LLM Client Architecture¶
// internal/llm/client.go
type LLMClient interface {
StreamChat(ctx context.Context, messages []Message, toolRegistry *tools.Registry) (<-chan StreamEvent, error)
Reset()
}
Three client implementations:
AnthropicClient (internal/llm/anthropic.go)¶
Direct integration with Anthropic SDK:
- Streaming via ssestream.Stream
- Tool conversion to Anthropic tool format
- Thinking budget support (low/medium/high/max)
- Cached token tracking
- MiniMax models (MiniMax-M2.7, MiniMax-M2.5) through MiniMax's Anthropic-compatible /messages endpoint
- OpenCode Go MiniMax models (minimax-m2.*) and qwen3.7-max through the Anthropic-compatible /messages endpoint
BedrockClient (internal/llm/bedrock.go)¶
AWS SDK integration for Amazon Bedrock:
- Streaming via bedrockruntime.ConverseStream
- Tool conversion to Bedrock tool format
- Reasoning content support (thinking text, signatures, redacted content)
- Prompt caching with cache points on system prompts, tools, and messages
- Cached token tracking
OpenAIResponsesClient (internal/llm/openai_responses.go)¶
OpenAI Responses API for: - OpenAI (GPT models)

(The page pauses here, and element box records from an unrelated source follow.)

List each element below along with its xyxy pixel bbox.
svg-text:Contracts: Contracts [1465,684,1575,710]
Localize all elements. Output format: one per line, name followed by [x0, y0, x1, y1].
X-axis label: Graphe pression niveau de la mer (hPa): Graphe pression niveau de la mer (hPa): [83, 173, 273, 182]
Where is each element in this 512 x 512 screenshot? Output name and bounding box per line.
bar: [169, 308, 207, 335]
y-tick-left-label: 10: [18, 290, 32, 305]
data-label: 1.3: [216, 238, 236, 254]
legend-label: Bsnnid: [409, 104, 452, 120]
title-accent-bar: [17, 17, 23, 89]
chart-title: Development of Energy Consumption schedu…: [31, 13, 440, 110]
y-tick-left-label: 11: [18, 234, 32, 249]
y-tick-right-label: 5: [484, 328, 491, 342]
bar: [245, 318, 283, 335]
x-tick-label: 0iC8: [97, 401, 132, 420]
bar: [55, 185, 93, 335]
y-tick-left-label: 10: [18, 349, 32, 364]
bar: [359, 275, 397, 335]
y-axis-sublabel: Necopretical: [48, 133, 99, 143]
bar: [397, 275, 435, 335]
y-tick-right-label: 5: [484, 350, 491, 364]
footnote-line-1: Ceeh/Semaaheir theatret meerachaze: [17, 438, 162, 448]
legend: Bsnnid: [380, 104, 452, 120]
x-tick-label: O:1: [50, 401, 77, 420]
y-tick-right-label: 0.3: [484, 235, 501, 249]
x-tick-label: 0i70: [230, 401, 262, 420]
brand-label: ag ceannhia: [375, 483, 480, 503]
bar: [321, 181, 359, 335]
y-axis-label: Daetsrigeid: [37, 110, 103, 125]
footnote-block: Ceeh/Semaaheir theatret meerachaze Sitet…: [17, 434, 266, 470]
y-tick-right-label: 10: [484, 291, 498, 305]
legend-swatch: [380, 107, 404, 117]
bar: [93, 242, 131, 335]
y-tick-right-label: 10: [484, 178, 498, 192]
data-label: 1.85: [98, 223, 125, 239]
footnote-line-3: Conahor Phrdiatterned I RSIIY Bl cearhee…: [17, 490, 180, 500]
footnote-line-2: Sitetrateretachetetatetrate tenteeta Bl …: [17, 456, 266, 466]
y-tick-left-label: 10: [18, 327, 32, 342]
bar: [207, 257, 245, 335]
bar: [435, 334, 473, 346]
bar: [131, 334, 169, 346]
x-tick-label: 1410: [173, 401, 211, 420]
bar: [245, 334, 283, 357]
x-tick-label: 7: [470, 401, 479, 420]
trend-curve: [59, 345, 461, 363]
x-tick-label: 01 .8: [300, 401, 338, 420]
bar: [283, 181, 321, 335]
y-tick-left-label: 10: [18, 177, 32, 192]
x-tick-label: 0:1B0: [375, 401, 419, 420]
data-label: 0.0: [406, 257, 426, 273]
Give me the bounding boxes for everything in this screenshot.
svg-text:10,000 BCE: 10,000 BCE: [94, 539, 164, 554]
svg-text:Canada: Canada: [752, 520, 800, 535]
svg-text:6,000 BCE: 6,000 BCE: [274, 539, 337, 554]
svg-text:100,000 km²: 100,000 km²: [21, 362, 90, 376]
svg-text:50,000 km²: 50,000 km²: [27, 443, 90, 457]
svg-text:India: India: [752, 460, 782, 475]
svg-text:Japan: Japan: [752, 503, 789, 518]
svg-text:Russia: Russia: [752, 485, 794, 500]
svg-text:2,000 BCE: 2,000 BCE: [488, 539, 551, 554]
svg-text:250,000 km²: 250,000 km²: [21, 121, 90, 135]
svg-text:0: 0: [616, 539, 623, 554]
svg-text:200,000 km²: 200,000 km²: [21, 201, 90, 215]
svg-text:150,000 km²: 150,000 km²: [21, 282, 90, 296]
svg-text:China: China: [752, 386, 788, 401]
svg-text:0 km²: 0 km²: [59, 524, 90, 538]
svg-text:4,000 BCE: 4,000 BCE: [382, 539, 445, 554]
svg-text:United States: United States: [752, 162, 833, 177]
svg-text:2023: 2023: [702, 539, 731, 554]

OpenAICompatibleClient (internal/llm/openai.go)¶
OpenAI-compatible API for: - DeepSeek - Moonshot AI (Kimi) - Z.ai (GLM) - OpenCode Go GLM, Kimi, DeepSeek, MiMo, and OpenAI-compatible Qwen models
Handles provider-specific features like the reasoning_content extension and thinking controls for compatible providers.
GenkitClient (internal/llm/genkit.go)¶
Firebase Genkit integration for Google AI (Gemini). Currently the only provider using Genkit.
Stream Events¶
All clients emit a unified stream of events:
type StreamEvent struct {
Type StreamEventType
Content string // for Chunk, ReasoningChunk
ToolCall *ToolCall // for ToolStart, ToolEnd
Usage *TokenUsage // for Usage
Error error // for Error, Retry
Attempt int // for Retry
}
Event types:
- StreamEventTypeChunk - Text content delta
- StreamEventTypeReasoningChunk - Thinking/reasoning content
- StreamEventTypeToolStart - Tool execution begins
- StreamEventTypeToolEnd - Tool execution completes
- StreamEventTypeUsage - Token usage stats
- StreamEventTypeDone - Response complete
- StreamEventTypeError - Unrecoverable error
- StreamEventTypeRetry - Retrying after error
- StreamEventTypeIncomplete - Turn limit reached with pending state
Thinking Efforts¶
Models support different thinking effort levels:
| Provider | Efforts |
|---|---|
| Anthropic | low, medium, high, max |
| OpenAI | none, low, medium, high, xhigh |
| Google AI | low, medium, high, minimal |
| DeepSeek | off, high, max |
| Amazon Bedrock | low, medium, high, max |
| Z.ai | enabled, disabled |
| OpenCode Go DeepSeek | off, high, max |
| OpenCode Go GLM/Kimi/OpenAI-compatible Qwen | enabled, disabled |
The thinking effort is set via config and passed to the LLM client, which configures the provider's thinking parameters.
OpenCode Go thinking controls are model-family specific:
- DeepSeek sends thinking.type plus reasoning_effort for enabled efforts.
- GLM and Kimi send thinking.type.
- OpenAI-compatible Qwen sends enable_thinking.
- MiMo and MiniMax do not receive a Keen-sent thinking control; returned reasoning is still streamed when the provider exposes it.